Despite these efforts, budget constraints, medication shortages, and lingering community stigma continue to hinder progress. Mwanasiti Bwirira, a Community Health Assistant, stresses the need for ongoing community education.
“Acceptance is still a challenge. Many believe the disease is a curse or hereditary. We need more sensitisation to change attitudes,” she says.
Michael Ofire, NTD Programme Manager for AMREF Health Africa says stigma and poverty are intertwined obstacles. “Many believe the disease is caused by witchcraft or drinking local brew. Because of this misinformation, patients are socially excluded,” he says.
Ofire adds that although Kenya has made commendable progress—from over four million people needing preventive medication to just over 12,000—the burden of those already suffering is still severe. In Kwale alone, more than 2,000 individuals have chronic lymphoedema. “We’ve trained health workers and physiotherapists, and we’re working with county governments and the Ministry of Health to embed long-term care.”
While Msambweni and other counties have trained surgeons to perform hydrocele surgeries, budget constraints is a major hurdle. “The government only pays salaries for health workers. Donor fatigue, external debt, and recent USAID funding cuts are affecting the sustainability of our programs,” Ofire says.

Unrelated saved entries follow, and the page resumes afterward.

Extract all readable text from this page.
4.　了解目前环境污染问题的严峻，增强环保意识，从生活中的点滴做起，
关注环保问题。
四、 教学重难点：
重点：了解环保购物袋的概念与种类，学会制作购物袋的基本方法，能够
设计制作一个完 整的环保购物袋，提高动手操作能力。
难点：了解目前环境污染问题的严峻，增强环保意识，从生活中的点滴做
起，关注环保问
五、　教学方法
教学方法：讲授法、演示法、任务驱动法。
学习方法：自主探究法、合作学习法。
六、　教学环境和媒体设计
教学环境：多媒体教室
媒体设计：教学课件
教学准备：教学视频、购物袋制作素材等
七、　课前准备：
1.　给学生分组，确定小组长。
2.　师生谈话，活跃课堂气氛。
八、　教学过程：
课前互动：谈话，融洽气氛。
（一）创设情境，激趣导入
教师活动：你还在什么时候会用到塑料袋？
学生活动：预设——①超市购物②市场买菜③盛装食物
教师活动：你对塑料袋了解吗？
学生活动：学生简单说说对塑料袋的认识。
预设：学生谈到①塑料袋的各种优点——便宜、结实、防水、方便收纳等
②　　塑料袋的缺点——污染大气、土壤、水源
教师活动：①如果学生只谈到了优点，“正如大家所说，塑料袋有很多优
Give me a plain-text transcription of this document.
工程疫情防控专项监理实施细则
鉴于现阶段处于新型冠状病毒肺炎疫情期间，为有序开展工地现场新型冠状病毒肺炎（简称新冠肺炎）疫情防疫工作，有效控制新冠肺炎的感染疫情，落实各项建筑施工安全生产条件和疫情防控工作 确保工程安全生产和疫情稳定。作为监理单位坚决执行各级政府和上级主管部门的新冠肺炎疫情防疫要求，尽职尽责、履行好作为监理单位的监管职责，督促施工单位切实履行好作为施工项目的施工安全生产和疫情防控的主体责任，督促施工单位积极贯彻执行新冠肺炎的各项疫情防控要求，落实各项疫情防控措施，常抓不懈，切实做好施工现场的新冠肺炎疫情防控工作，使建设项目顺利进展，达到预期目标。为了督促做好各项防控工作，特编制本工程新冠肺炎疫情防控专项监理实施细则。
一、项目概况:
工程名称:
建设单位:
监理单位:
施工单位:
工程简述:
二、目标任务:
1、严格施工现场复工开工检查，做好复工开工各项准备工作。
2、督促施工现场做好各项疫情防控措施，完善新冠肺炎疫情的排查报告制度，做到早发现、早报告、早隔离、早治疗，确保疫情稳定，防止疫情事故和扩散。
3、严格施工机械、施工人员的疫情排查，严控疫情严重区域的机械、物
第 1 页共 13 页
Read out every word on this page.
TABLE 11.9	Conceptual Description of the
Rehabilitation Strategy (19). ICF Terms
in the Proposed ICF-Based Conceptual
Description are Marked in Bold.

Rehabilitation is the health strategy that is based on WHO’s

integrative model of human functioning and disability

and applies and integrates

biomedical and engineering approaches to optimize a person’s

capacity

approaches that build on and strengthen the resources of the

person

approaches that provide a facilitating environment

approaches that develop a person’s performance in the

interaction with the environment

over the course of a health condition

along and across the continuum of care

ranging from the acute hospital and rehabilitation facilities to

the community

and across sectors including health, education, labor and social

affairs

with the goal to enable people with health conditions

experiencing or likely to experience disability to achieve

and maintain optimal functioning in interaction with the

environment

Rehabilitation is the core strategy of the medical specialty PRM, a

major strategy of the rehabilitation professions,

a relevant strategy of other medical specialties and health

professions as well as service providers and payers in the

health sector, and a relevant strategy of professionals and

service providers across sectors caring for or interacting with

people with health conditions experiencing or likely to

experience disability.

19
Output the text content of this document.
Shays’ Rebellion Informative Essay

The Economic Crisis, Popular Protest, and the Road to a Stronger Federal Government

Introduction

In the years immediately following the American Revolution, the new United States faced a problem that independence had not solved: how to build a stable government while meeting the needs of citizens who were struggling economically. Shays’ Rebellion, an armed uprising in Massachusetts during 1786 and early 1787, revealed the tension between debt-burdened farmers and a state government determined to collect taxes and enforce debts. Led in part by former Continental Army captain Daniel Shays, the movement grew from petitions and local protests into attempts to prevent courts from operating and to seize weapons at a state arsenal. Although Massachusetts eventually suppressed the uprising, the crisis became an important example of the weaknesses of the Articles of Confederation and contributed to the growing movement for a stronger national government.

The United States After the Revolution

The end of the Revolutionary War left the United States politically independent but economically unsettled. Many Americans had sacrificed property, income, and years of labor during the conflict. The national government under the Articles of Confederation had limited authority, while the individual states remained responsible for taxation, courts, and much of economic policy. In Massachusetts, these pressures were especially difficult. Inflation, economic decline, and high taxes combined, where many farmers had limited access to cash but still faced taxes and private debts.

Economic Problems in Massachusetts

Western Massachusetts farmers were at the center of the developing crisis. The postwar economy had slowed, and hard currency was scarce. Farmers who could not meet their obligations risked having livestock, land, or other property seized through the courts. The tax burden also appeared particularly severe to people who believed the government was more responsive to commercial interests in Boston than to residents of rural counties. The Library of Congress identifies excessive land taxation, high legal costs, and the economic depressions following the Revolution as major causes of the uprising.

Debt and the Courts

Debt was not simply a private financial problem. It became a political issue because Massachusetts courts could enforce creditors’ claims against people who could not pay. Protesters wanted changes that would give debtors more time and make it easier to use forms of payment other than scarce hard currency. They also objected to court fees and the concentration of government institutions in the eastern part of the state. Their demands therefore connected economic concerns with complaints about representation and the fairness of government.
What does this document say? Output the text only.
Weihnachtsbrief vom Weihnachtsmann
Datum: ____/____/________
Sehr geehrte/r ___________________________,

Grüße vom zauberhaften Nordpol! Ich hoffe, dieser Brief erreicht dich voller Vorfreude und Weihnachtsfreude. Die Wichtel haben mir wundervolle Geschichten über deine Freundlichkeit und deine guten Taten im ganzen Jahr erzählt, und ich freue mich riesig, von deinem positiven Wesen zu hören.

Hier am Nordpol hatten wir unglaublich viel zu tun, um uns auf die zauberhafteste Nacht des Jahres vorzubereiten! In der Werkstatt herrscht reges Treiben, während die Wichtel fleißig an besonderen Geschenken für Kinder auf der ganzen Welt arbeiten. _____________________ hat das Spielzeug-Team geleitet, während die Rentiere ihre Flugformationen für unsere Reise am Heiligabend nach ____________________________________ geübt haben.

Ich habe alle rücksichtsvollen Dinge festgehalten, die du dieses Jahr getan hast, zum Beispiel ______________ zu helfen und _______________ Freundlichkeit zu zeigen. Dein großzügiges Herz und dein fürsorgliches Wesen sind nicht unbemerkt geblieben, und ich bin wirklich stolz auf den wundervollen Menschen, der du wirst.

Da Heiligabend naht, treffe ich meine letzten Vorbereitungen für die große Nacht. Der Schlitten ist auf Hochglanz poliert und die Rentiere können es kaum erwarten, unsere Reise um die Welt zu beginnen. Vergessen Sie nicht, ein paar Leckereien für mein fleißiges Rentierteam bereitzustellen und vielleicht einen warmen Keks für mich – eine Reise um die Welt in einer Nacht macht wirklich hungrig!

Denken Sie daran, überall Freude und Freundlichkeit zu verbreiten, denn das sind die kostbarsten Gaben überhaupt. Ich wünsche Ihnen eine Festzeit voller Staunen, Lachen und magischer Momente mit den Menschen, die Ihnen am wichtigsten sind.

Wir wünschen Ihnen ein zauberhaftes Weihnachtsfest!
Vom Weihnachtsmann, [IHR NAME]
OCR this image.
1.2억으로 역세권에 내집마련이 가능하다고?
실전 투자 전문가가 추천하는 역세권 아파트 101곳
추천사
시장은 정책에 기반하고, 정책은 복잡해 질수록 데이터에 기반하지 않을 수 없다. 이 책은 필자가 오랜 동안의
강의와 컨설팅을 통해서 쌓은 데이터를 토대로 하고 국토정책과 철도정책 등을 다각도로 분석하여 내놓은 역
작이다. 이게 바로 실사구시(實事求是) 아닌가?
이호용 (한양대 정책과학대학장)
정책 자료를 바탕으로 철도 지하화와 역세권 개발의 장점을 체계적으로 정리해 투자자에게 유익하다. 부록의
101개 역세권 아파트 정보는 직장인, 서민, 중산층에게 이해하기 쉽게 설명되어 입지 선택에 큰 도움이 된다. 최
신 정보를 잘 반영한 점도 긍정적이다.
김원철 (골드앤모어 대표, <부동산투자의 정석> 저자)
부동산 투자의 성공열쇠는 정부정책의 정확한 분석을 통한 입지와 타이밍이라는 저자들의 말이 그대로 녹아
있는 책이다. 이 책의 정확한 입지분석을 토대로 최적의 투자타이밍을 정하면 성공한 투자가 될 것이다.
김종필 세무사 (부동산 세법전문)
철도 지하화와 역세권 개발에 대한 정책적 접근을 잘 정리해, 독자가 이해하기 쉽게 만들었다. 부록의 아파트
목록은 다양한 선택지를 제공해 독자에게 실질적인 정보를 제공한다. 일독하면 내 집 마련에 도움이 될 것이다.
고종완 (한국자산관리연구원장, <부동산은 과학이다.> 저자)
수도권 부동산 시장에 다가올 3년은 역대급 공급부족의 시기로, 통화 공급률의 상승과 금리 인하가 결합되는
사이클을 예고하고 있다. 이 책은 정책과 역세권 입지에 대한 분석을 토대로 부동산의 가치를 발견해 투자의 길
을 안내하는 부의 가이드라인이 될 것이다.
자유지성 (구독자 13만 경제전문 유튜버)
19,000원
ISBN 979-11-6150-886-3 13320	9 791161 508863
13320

He urges county and national governments to treat elephantiasis as a priority. “Eliminating lymphatic filariasis by 2027 is within reach, but only if we close the funding gaps and integrate economic empowerment into health programs,” he says.
The END Fund, a philanthropic initiative dedicated to ending NTDs, has partnered with the Ministry of Health and county governments to eliminate lymphatic filariasis by 2027.
Through this collaboration, the END Fund supports mass drug administration, surgical interventions, and community education programs aimed at reducing the disease’s prevalence and associated stigma.